In their motion to govern further proceedings on remand, industry representatives, along with 18 states, ask the D.C. Circuit to vacate the MATS rule in its entirety, arguing that affected entities should not have to bear the costs of ongoing compliance, given the serious legal deficiency found by the Supreme Court. The EPA, along with several other states, industry representatives and environmental groups, oppose vacating the rule. For its part, the EPA contends that vacating the rule would be inappropriate, because it can quickly address the deficiency found by the Court, given the significant amount of cost information already in the record. In addition, the EPA and the other intervenors opposed to vacating the rule note that doing so would cause significant disruption to the regulated community and would endanger the health benefits provided by the rule.

Conclusion

Litigation over the fate of the MATS and CPP rules will necessarily create uncertainty for the electric power sector entities and the states that must comply with them. Most generators affected by the MATS requirements have likely already made decisions about how to comply (and, in particular, whether to retire rather than retrofit their equipment), given that the deadline for compliance was April 16, 2015 (with the possibility of a one-year extension to April 16, 2016). With respect to the CPP, however, the ongoing litigation, combined with the long period needed for states to develop compliance plans, results in significant uncertainty. Despite that uncertainty, however, many states (even those that are challenging the rule in the D.C. Circuit) are moving ahead and beginning the process of vetting compliance options with stakeholders.4

The result is that affected power sector entities and interested stakeholders must carefully monitor developments in the courts and in the individual states (perhaps multiple states at the same time) to assess the risks and challenges they face moving forward. Decisions made in these forums will have significant ramifications, not just for affected sources of carbon emissions, but also for wholesale and retail electric markets, energy infrastructure operators and developers, and consumers.

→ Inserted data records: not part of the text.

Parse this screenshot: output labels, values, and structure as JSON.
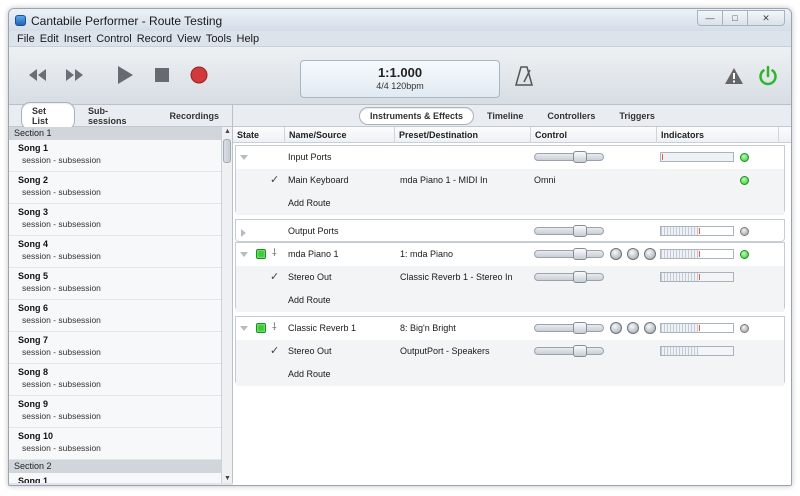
{
  "window": {
    "title": "Cantabile Performer - Route Testing",
    "min": "—",
    "max": "□",
    "close": "✕"
  },
  "menu": [
    "File",
    "Edit",
    "Insert",
    "Control",
    "Record",
    "View",
    "Tools",
    "Help"
  ],
  "transport": {
    "position": "1:1.000",
    "tempo": "4/4 120bpm"
  },
  "left_tabs": [
    "Set List",
    "Sub-sessions",
    "Recordings"
  ],
  "right_tabs": [
    "Instruments & Effects",
    "Timeline",
    "Controllers",
    "Triggers"
  ],
  "setlist": {
    "section1": "Section 1",
    "songs": [
      {
        "name": "Song 1",
        "sub": "session - subsession"
      },
      {
        "name": "Song 2",
        "sub": "session - subsession"
      },
      {
        "name": "Song 3",
        "sub": "session - subsession"
      },
      {
        "name": "Song 4",
        "sub": "session - subsession"
      },
      {
        "name": "Song 5",
        "sub": "session - subsession"
      },
      {
        "name": "Song 6",
        "sub": "session - subsession"
      },
      {
        "name": "Song 7",
        "sub": "session - subsession"
      },
      {
        "name": "Song 8",
        "sub": "session - subsession"
      },
      {
        "name": "Song 9",
        "sub": "session - subsession"
      },
      {
        "name": "Song 10",
        "sub": "session - subsession"
      }
    ],
    "section2": "Section 2",
    "partial_song": "Song 1"
  },
  "columns": [
    "State",
    "Name/Source",
    "Preset/Destination",
    "Control",
    "Indicators"
  ],
  "groups": {
    "input_ports": {
      "name": "Input Ports",
      "route": {
        "name": "Main Keyboard",
        "dest": "mda Piano 1 - MIDI In",
        "control": "Omni"
      },
      "add_route": "Add Route"
    },
    "output_ports": {
      "name": "Output Ports"
    },
    "piano": {
      "name": "mda Piano 1",
      "preset": "1: mda Piano",
      "route": {
        "name": "Stereo Out",
        "dest": "Classic Reverb 1 - Stereo In"
      },
      "add_route": "Add Route"
    },
    "reverb": {
      "name": "Classic Reverb 1",
      "preset": "8: Big'n Bright",
      "route": {
        "name": "Stereo Out",
        "dest": "OutputPort - Speakers"
      },
      "add_route": "Add Route"
    }
  },
  "glyphs": {
    "check": "✓",
    "pin": "⸸",
    "up": "▲",
    "down": "▼"
  }
}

1 Final state compliance plans or an initial compliance plan with a request for extension must be submitted to the EPA by September 6, 2016, and all completed final compliance plans must be submitted by September 6, 2018.

2 Under the CEIP, states can receive additional emissions credits or allowances for early adoption of wind and solar generation, or the implementation of energy efficiency programs in low-income communities.

3 Michigan v. EPA, 135 S. Ct. 2699 (2015).